Solace

I haven’t been feeling my best mentally for the last few days. I’ve been a nightmare to live with. Life has just become too much. What’s caused it? I wish I knew, but I don’t. It’s been a while since I’ve felt so low; nothing has happened in life to bring on this change, at least nothing I can put my finger on.

At stupid o’clock (03:30) this morning, I was suddenly wide awake. I can’t go back to sleep when I wake up. My mind was racing; I needed to be out and about. I grabbed my camera gear and headed out the door to the car. Putting my stuff on the back seat, I climbed in, started the engine, and drove off. I was hoping that when I got to my destination, I would find a hoodie or a coat in the car somewhere.

I hate feeling this way, not knowing how I’m going to be from one day to the next. I have all of the dark thoughts, but I’m not self-destructive. I beat myself up until the feeling passes, however long that may take. During that time, I’m terrible to be around, and I know that.
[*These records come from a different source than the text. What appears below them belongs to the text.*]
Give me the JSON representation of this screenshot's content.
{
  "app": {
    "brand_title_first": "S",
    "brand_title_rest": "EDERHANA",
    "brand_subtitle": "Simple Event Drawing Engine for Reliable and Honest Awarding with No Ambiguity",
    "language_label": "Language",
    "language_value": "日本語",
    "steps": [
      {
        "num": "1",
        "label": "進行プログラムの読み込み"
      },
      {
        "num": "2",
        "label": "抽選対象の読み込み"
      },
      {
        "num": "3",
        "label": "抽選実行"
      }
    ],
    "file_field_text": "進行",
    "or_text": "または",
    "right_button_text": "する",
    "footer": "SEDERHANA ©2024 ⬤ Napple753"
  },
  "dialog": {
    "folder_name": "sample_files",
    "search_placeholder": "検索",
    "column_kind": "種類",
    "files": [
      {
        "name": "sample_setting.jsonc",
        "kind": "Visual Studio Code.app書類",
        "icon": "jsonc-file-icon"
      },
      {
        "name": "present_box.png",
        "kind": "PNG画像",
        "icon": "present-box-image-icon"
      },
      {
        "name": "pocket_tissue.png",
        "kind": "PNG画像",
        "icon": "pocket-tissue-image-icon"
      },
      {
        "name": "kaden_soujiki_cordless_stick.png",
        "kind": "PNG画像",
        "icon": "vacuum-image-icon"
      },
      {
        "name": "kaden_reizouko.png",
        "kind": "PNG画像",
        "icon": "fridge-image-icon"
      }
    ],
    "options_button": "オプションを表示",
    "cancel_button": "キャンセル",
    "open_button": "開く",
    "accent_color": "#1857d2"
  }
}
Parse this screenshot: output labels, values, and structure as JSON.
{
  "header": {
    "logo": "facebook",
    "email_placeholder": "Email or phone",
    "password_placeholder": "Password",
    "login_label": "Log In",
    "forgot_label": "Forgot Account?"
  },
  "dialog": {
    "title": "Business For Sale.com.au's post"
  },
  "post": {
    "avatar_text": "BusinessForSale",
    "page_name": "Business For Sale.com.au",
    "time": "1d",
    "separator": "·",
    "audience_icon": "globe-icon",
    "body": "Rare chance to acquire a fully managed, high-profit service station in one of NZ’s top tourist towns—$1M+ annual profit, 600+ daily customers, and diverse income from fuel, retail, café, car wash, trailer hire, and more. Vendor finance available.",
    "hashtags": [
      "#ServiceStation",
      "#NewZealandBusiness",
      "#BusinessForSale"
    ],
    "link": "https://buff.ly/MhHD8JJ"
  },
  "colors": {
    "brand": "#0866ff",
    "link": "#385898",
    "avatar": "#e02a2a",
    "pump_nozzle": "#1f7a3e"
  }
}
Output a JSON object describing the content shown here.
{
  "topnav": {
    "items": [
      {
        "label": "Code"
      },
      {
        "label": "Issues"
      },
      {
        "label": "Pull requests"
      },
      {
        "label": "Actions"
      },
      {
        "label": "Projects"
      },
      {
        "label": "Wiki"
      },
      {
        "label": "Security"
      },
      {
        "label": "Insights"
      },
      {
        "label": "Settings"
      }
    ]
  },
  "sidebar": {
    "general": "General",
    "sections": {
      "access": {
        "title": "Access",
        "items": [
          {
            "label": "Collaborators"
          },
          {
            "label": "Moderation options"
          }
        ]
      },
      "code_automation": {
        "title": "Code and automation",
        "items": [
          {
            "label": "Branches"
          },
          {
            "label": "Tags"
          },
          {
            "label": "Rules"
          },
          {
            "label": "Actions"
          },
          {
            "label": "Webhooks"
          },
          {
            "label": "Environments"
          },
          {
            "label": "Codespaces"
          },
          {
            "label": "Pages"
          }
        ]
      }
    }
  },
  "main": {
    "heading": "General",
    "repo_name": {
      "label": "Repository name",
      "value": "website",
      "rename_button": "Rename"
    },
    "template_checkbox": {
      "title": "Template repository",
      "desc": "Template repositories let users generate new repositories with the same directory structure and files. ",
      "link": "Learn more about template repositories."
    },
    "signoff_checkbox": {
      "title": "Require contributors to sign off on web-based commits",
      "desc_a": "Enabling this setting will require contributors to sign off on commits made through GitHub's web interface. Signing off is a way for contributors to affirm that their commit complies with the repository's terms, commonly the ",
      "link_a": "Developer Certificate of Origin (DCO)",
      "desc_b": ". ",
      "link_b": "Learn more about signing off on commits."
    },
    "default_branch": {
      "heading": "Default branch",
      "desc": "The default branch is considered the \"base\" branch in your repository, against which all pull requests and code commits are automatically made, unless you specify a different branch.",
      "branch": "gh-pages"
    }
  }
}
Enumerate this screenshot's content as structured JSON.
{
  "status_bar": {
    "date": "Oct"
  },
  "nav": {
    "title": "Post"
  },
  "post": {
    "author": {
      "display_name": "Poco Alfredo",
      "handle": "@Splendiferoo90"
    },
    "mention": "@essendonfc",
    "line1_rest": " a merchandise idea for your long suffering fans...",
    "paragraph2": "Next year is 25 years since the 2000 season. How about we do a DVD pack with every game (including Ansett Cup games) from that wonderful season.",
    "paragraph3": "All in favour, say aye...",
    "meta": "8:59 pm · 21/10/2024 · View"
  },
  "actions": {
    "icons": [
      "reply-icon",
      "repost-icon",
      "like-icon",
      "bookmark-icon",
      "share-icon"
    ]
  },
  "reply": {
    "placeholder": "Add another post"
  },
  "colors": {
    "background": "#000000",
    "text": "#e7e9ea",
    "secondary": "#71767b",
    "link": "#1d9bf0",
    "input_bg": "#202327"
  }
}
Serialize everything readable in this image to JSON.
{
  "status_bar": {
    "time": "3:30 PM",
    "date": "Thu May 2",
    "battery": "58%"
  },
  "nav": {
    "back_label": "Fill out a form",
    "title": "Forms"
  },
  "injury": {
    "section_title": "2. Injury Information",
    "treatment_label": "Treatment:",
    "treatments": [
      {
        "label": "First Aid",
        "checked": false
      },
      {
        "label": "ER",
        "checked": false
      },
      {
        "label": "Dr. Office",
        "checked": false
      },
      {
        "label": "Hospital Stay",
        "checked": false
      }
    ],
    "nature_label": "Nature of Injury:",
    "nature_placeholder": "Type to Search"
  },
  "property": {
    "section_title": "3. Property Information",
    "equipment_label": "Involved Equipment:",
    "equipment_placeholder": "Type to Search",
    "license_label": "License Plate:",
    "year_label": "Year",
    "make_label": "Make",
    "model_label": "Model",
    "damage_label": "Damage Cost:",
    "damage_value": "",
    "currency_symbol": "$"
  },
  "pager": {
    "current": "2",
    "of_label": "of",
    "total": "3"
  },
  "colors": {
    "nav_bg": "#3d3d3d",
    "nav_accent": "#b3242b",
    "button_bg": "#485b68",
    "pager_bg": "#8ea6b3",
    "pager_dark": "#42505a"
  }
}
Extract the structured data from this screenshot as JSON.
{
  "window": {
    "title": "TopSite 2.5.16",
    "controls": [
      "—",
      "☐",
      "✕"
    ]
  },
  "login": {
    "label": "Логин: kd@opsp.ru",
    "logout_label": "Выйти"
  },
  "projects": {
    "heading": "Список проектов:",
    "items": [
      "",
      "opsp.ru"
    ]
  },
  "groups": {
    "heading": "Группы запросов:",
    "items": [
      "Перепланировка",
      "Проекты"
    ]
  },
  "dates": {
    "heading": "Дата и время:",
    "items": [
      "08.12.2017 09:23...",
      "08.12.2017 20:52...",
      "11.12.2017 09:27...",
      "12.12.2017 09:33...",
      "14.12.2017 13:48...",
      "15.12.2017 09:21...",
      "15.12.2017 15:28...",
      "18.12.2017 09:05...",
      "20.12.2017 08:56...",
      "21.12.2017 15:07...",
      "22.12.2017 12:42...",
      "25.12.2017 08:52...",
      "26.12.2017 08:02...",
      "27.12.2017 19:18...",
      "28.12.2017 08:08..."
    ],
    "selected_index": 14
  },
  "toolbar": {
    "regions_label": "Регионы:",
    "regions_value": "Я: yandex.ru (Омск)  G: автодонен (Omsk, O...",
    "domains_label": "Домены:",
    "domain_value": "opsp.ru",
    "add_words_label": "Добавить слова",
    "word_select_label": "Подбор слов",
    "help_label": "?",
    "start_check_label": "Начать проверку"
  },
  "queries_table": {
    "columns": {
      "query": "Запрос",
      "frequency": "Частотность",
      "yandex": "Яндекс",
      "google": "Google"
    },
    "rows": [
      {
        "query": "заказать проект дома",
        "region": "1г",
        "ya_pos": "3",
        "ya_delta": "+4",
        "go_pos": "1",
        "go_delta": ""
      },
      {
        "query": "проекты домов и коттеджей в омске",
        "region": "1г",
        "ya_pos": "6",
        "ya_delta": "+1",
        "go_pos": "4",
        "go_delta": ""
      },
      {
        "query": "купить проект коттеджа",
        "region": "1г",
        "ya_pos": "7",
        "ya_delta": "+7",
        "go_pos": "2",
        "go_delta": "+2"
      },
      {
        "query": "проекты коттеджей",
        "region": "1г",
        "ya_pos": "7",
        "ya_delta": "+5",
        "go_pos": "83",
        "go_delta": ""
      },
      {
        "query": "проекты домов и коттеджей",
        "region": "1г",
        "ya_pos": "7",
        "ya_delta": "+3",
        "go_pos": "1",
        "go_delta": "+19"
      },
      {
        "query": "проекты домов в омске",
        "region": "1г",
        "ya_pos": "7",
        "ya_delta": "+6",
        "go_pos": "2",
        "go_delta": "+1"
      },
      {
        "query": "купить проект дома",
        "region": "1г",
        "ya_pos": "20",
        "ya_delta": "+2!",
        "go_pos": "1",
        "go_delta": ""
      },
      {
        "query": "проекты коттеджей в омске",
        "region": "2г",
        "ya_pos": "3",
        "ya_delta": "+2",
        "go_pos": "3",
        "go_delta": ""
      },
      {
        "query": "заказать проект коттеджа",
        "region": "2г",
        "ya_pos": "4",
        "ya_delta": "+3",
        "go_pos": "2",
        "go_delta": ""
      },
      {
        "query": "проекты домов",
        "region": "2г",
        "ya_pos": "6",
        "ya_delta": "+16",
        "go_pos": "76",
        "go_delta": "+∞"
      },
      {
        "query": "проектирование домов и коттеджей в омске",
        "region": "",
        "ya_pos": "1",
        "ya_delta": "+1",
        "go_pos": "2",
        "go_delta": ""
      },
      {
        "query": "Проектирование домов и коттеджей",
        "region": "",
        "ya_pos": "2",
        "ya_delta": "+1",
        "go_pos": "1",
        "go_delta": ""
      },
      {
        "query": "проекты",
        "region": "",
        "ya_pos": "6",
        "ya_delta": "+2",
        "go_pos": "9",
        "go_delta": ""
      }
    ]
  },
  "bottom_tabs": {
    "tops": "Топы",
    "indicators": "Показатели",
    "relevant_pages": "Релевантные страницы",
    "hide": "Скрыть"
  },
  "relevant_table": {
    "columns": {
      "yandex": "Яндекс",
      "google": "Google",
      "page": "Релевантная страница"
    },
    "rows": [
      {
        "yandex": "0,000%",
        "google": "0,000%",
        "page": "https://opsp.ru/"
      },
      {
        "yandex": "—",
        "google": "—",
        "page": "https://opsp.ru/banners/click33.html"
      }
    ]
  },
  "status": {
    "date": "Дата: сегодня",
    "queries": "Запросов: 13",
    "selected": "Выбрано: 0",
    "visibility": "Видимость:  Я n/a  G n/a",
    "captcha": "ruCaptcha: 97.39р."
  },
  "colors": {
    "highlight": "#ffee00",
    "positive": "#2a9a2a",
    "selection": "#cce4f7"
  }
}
Driving towards my as yet unknown destination, I mentally ran through the events of recent days, trying to pinpoint where and when this recent bout occurred. The music in the car very much reflects the way I’m feeling at the moment. N.I.B. (Black Sabbath) was playing as I headed towards the motorway; in what direction would I turn? I had no idea. East or West made no difference to me; I had no final destination in mind.

Turning West onto the motorway, the rain started coming down and grew heavier as I drove on. N.I.B. ended and was replaced by The Great Gig In The Sky. There wasn’t going to be any upbeat music during this drive.
Eventually turning off the motorway, I made my way to the seafront at Porthcawl.

I was only here on Thursday evening for a camera club meet-up. I didn’t even get out of the car on that occasion, instead preferring to turn around and go back the way I had come rather than be with people.
There weren’t many people abroad at this time of the morning, just the occasional runner and early morning dog walker. Parking up, I was surprised to see a swell on the sea and to hear the wind blowing.

Getting out of the car, I found some warm clothes and a coat to wear. The sea air always makes me feel better, and so it was this morning.

The wind was stronger than it was when I left the house, and the sea was full of white-capped waves. The sound that the sea makes as it crashes ashore is strangely comforting for me, and it’s not long before it begins to ease my troubled mind. As a consequence, by the time I’d reached the end of my walk along the prom, stopping here and there to take photos, I was beginning to feel better than I had in days.


I sat on a bench staring out to sea, watching the ‘White Horses’ as they galloped ashore in their thousands. As I watched wave after wave crash ashore, I felt myself relax for the first time in days. (White Horses. Breaking waves are known as “White Horses” because the wave’s crest resembles a horse’s mane, and the sound they make when they smash ashore sounds like the thunder of many horses galloping across the ground).

Feeling a little better I walked back to the car and drove west along the seafront stopping at rest bay to take a few more photos before heading for home.